Synthetic high-THC to CBD ratio products were associated with a small improvement in pain severity, a moderate increase in sedation, and a large increase in risk of nausea following the addition of one new RCT (pain: 7 RCTs, N=448, 0 to 10 scale, MD −0.95, 95% CI −1.81 to −0.25, I²=60%; sedation: 4 RCTs, N=386, 19.5% vs. 11.5%, RR 1.60, 95% CI 1.01 to 2.95, I²=8%; nausea: 3 RCTs, N=353, 11.1% vs. 5.2%, RR 2.22, 95% CI 0.90 to 5.05; I²=0%). There was also moderate SOE for a large increased risk of dizziness (3 RCTs, N=353, 28.9% vs. 11.0%, RR 2.52, 95% CI 1.20 to 4.82, I²=41%). Extracted whole-plant high-THC to CBD ratio products (oral) were associated with a large increased risk of study withdrawal due to adverse events (1 RCT, 13.9% vs. 5.7%, RR 3.12, 95% CI 1.54 to 6.33) and dizziness (1 RCT, 62.2% vs. 7.5%, RR 8.34, 95% CI 4.53 to 15.34); outcomes assessing benefit were not reported or insufficient.

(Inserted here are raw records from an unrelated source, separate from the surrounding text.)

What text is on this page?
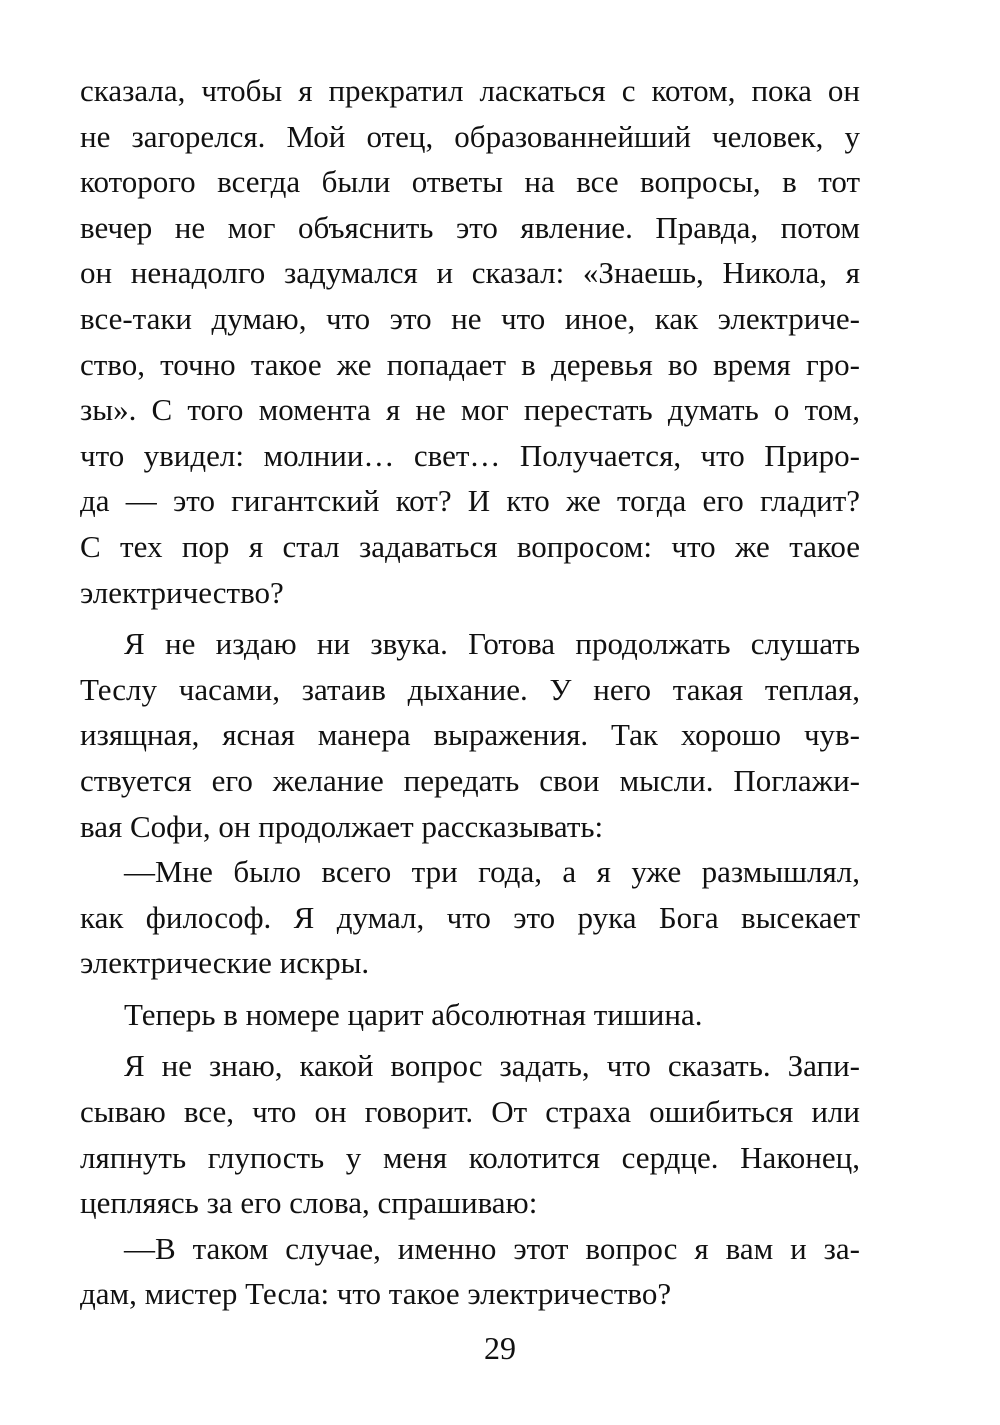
сказала, чтобы я прекратил ласкаться с котом, пока он
не загорелся. Мой отец, образованнейший человек, у
которого всегда были ответы на все вопросы, в тот
вечер не мог объяснить это явление. Правда, потом
он ненадолго задумался и сказал: «Знаешь, Никола, я
все-таки думаю, что это не что иное, как электриче-
ство, точно такое же попадает в деревья во время гро-
зы». С того момента я не мог перестать думать о том,
что увидел: молнии… свет… Получается, что Приро-
да — это гигантский кот? И кто же тогда его гладит?
С тех пор я стал задаваться вопросом: что же такое
электричество?
Я не издаю ни звука. Готова продолжать слушать
Теслу часами, затаив дыхание. У него такая теплая,
изящная, ясная манера выражения. Так хорошо чув-
ствуется его желание передать свои мысли. Поглажи-
вая Софи, он продолжает рассказывать:
—Мне было всего три года, а я уже размышлял,
как философ. Я думал, что это рука Бога высекает
электрические искры.
Теперь в номере царит абсолютная тишина.
Я не знаю, какой вопрос задать, что сказать. Запи-
сываю все, что он говорит. От страха ошибиться или
ляпнуть глупость у меня колотится сердце. Наконец,
цепляясь за его слова, спрашиваю:
—В таком случае, именно этот вопрос я вам и за-
дам, мистер Тесла: что такое электричество?
29
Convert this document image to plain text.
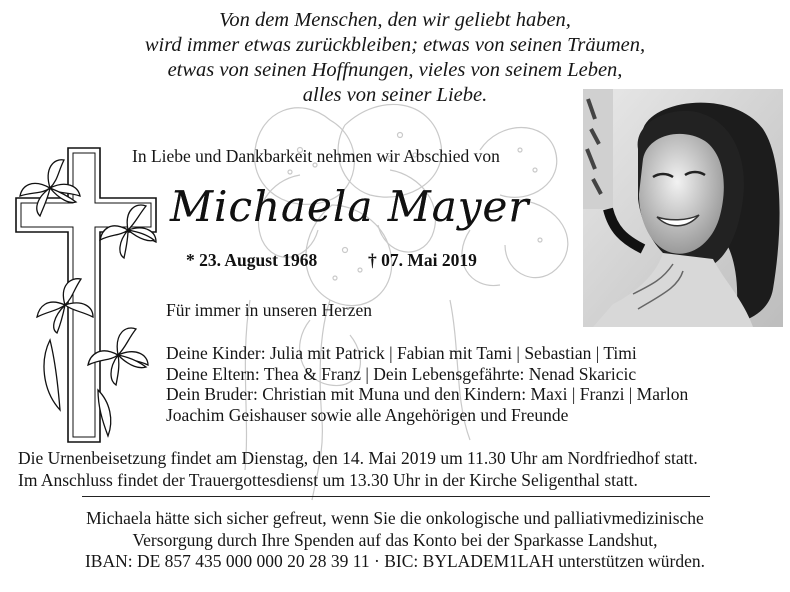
Von dem Menschen, den wir geliebt haben,
wird immer etwas zurückbleiben; etwas von seinen Träumen,
etwas von seinen Hoffnungen, vieles von seinem Leben,
alles von seiner Liebe.
In Liebe und Dankbarkeit nehmen wir Abschied von
Michaela Mayer
* 23. August 1968	† 07. Mai 2019
Für immer in unseren Herzen
Deine Kinder: Julia mit Patrick | Fabian mit Tami | Sebastian | Timi
Deine Eltern: Thea & Franz | Dein Lebensgefährte: Nenad Skaricic
Dein Bruder: Christian mit Muna und den Kindern: Maxi | Franzi | Marlon
Joachim Geishauser sowie alle Angehörigen und Freunde
Die Urnenbeisetzung findet am Dienstag, den 14. Mai 2019 um 11.30 Uhr am Nordfriedhof statt.
Im Anschluss findet der Trauergottesdienst um 13.30 Uhr in der Kirche Seligenthal statt.
Michaela hätte sich sicher gefreut, wenn Sie die onkologische und palliativmedizinische
Versorgung durch Ihre Spenden auf das Konto bei der Sparkasse Landshut,
IBAN: DE 857 435 000 000 20 28 39 11 · BIC: BYLADEM1LAH unterstützen würden.
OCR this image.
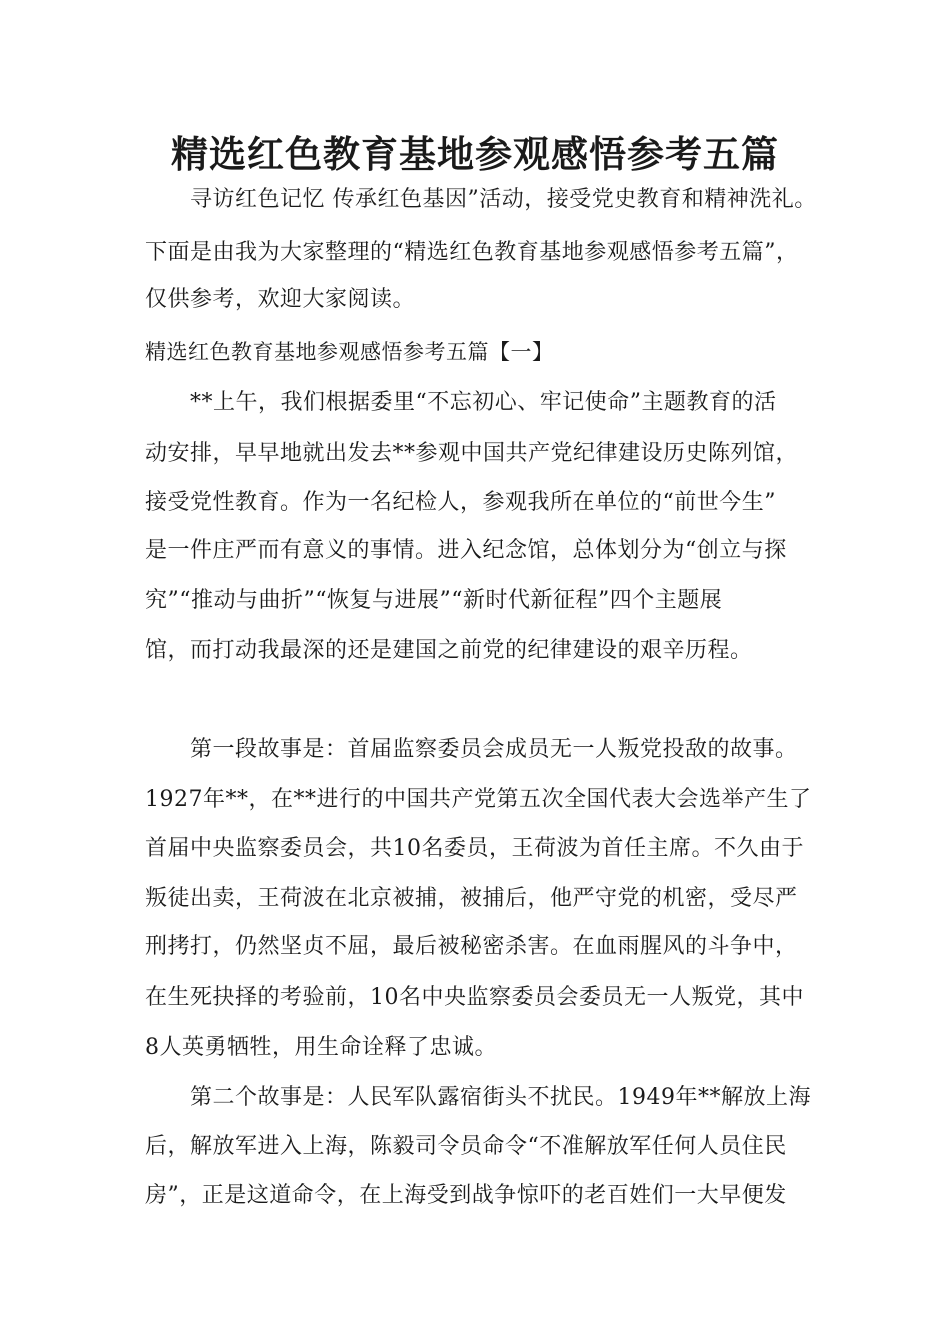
精选红色教育基地参观感悟参考五篇
寻访红色记忆 传承红色基因”活动，接受党史教育和精神洗礼。
下面是由我为大家整理的“精选红色教育基地参观感悟参考五篇”，
仅供参考，欢迎大家阅读。
精选红色教育基地参观感悟参考五篇【一】
**上午，我们根据委里“不忘初心、牢记使命”主题教育的活
动安排，早早地就出发去**参观中国共产党纪律建设历史陈列馆，
接受党性教育。作为一名纪检人，参观我所在单位的“前世今生”
是一件庄严而有意义的事情。进入纪念馆，总体划分为“创立与探
究”“推动与曲折”“恢复与进展”“新时代新征程”四个主题展
馆，而打动我最深的还是建国之前党的纪律建设的艰辛历程。
第一段故事是：首届监察委员会成员无一人叛党投敌的故事。
1927年**，在**进行的中国共产党第五次全国代表大会选举产生了
首届中央监察委员会，共10名委员，王荷波为首任主席。不久由于
叛徒出卖，王荷波在北京被捕，被捕后，他严守党的机密，受尽严
刑拷打，仍然坚贞不屈，最后被秘密杀害。在血雨腥风的斗争中，
在生死抉择的考验前，10名中央监察委员会委员无一人叛党，其中
8人英勇牺牲，用生命诠释了忠诚。
第二个故事是：人民军队露宿街头不扰民。1949年**解放上海
后，解放军进入上海，陈毅司令员命令“不准解放军任何人员住民
房”，正是这道命令，在上海受到战争惊吓的老百姓们一大早便发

Evidence (including observational studies) on whole-plant cannabis, topical or oral CBD, low-THC to CBD ratio products (2 new RCTs), other cannabinoids, comparisons with active non-cannabis treatments or between cannabis-related products, and impact on use of opioids also remained insufficient. Evidence was not available on important harms such as psychosis, cannabis use disorder, and cognitive effects.

Conclusions:

Low to moderate strength evidence suggests small improvements in pain (mostly neuropathic), and moderate to large increases in common adverse events (dizziness, sedation, nausea) with high and comparable THC to CBD ratio extracted cannabinoids and synthetic products versus placebo during short-term treatment (1 to 6 months) in adults with chronic pain. Evidence for low-THC to CBD ratio products, whole-plant cannabis, and other comparisons, outcomes, and plant-based compounds was unavailable or insufficient to draw conclusions.